Inflation fight needs Ottawa's help

Commentary
By Sylvain Charlebois

It wasn’t a good month if you’re a consumer on a tight budget, and that group includes most of us. Consumers are under attack right now.

We’ve just learned that Canada’s food inflation rate was a record 9.7 percent in May. Everyone is noticing higher food prices, and no section of the grocery store is immune to what is going on.

What is hitting Canada is a global phenomenon, and food prices are not going to come down anytime soon. The world will see a shortfall in commodity production this fall that could push prices even higher worldwide. Supply chain issues, coupled with a new inflationary cycle triggered by the Ukrainian conflict, are affecting the food industry’s ability to fill shelves.

The shift is so incredibly sharp, that many vendors can’t agree with grocers on pricing, pushing them to put their business on hold, as we saw with Frito Lay and Loblaws earlier this year.

The macroeconomic picture is one thing, but some policies in Canada are just making things worse.

The Canadian Dairy Commission, a Crown corporation, believed a second milk price increase was necessary for dairy farmers. This week we learned that milk prices on the farm will rise again by 2.5 percent after a record increase of 8.4 percent in February. The increase this winter was so severe that most dairy alternatives are now either priced the same as milk or lower.

This time, Dairy Farmers of Canada, one of the most powerful lobby groups in the country, requested another mid-year increase due to “exceptional circumstances,” without telling us where the data is coming from.

To add insult to injury, the commission’s decision to raise milk prices was made by a federal public body operating for several months without its full complement on the board. The board only has two members, and both are in dairy farming.

Conflicts of interest in the sector are rampant at the commission, in politics or even in academia. Many scholars in Canadian universities are not just researchers but essentially advocates for their funding agencies representing the dairy industry.

The power and influence of dairy boards are beyond belief. If only Canadians realized. The fact that both Dairy Farmers of Canada and the Canadian Dairy Commission are one is deeply disturbing. Consumers need to be heard.

More Canadians would empathize with dairy farmers, who face higher costs of production if only the commission would share more data.
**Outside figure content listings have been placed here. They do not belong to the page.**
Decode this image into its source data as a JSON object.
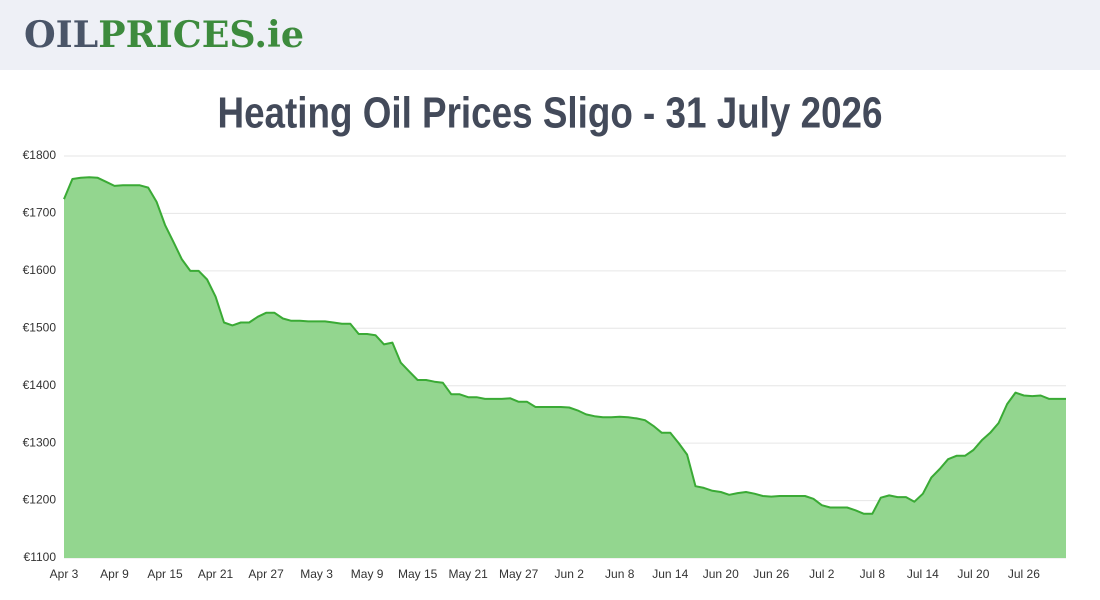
{
  "header": {
    "logo": [
      "OIL",
      "PRICES.ie"
    ]
  },
  "chart_data": {
    "type": "area",
    "title": "Heating Oil Prices Sligo - 31 July 2026",
    "categories": [
      "Apr 3",
      null,
      null,
      null,
      null,
      null,
      "Apr 9",
      null,
      null,
      null,
      null,
      null,
      "Apr 15",
      null,
      null,
      null,
      null,
      null,
      "Apr 21",
      null,
      null,
      null,
      null,
      null,
      "Apr 27",
      null,
      null,
      null,
      null,
      null,
      "May 3",
      null,
      null,
      null,
      null,
      null,
      "May 9",
      null,
      null,
      null,
      null,
      null,
      "May 15",
      null,
      null,
      null,
      null,
      null,
      "May 21",
      null,
      null,
      null,
      null,
      null,
      "May 27",
      null,
      null,
      null,
      null,
      null,
      "Jun 2",
      null,
      null,
      null,
      null,
      null,
      "Jun 8",
      null,
      null,
      null,
      null,
      null,
      "Jun 14",
      null,
      null,
      null,
      null,
      null,
      "Jun 20",
      null,
      null,
      null,
      null,
      null,
      "Jun 26",
      null,
      null,
      null,
      null,
      null,
      "Jul 2",
      null,
      null,
      null,
      null,
      null,
      "Jul 8",
      null,
      null,
      null,
      null,
      null,
      "Jul 14",
      null,
      null,
      null,
      null,
      null,
      "Jul 20",
      null,
      null,
      null,
      null,
      null,
      "Jul 26",
      null,
      null,
      null,
      null,
      null
    ],
    "series": [
      {
        "name": "Heating Oil Price",
        "color": "#3aaa35",
        "fill": "#93d68f",
        "values": [
          1725,
          1760,
          1762,
          1763,
          1762,
          1755,
          1748,
          1749,
          1749,
          1749,
          1745,
          1720,
          1680,
          1650,
          1620,
          1600,
          1600,
          1585,
          1555,
          1510,
          1505,
          1510,
          1510,
          1520,
          1527,
          1527,
          1517,
          1513,
          1513,
          1512,
          1512,
          1512,
          1510,
          1508,
          1508,
          1490,
          1490,
          1488,
          1472,
          1475,
          1440,
          1425,
          1410,
          1410,
          1407,
          1405,
          1385,
          1385,
          1380,
          1380,
          1377,
          1377,
          1377,
          1378,
          1372,
          1372,
          1363,
          1363,
          1363,
          1363,
          1362,
          1357,
          1350,
          1347,
          1345,
          1345,
          1346,
          1345,
          1343,
          1340,
          1330,
          1318,
          1318,
          1300,
          1280,
          1225,
          1222,
          1217,
          1215,
          1210,
          1213,
          1215,
          1212,
          1208,
          1207,
          1208,
          1208,
          1208,
          1208,
          1203,
          1192,
          1188,
          1188,
          1188,
          1183,
          1177,
          1177,
          1205,
          1209,
          1206,
          1206,
          1198,
          1212,
          1240,
          1255,
          1272,
          1278,
          1278,
          1288,
          1305,
          1318,
          1335,
          1368,
          1388,
          1383,
          1382,
          1383,
          1377,
          1377,
          1377
        ]
      }
    ],
    "ylim": [
      1100,
      1800
    ],
    "yticks": [
      {
        "value": 1100,
        "label": "€1100"
      },
      {
        "value": 1200,
        "label": "€1200"
      },
      {
        "value": 1300,
        "label": "€1300"
      },
      {
        "value": 1400,
        "label": "€1400"
      },
      {
        "value": 1500,
        "label": "€1500"
      },
      {
        "value": 1600,
        "label": "€1600"
      },
      {
        "value": 1700,
        "label": "€1700"
      },
      {
        "value": 1800,
        "label": "€1800"
      }
    ],
    "grid": true
  }
}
The lack of disclosure is very much about asking Canadians to support an inefficient dairy sector, more than properly compensating farmers.

By fall, the newly announced increase will price the dairy section at the grocery store out of the market, and we stand to lose many more dairy farms.

Ottawa is also coming forward with new labelling rules for saturated fats, sodium and sugar. Health Canada’s front-of-package labelling was long overdue, as it will make our food healthier, but the new policy is also aiming at a key single-ingredient product many Canadians enjoy: ground meat.

Ground beef and pork are some of the most affordable sources of animal protein. Based on what is being presented, only extra lean ground meats are exempt from the new labelling. If this goes ahead as planned, grocers will cease to carry more affordable ground meat, making the meat counter even more expensive. It’s ridiculous.

Ottawa is the consumer’s worst enemy right now. It needs to think through some of these ill-timed policies that will make food even more expensive.

Finance Minister Chrystia Freeland’s so-called anti-inflation plan presented last week won’t do much for Canadians at the grocery store. Many were hoping for tax breaks, anything to ease our fiscal burden, as many countries have done in recent months. But Freeland opted to make a microwave announcement, basically reheating programs that are already in place.

This is what Ottawa needs to focus on for the foreseeable future: farmers need help with inputs to prepare for fall, winter and next spring.

Ottawa should also become one of the world’s most influential trade advocates and prevent other countries from hoarding food. More nationalistic protectionism can only make things worse.

Sylvain Charlebois is professor in food distribution and policy, and senior director of the AgriFood Analytics Lab at Dalhousie University.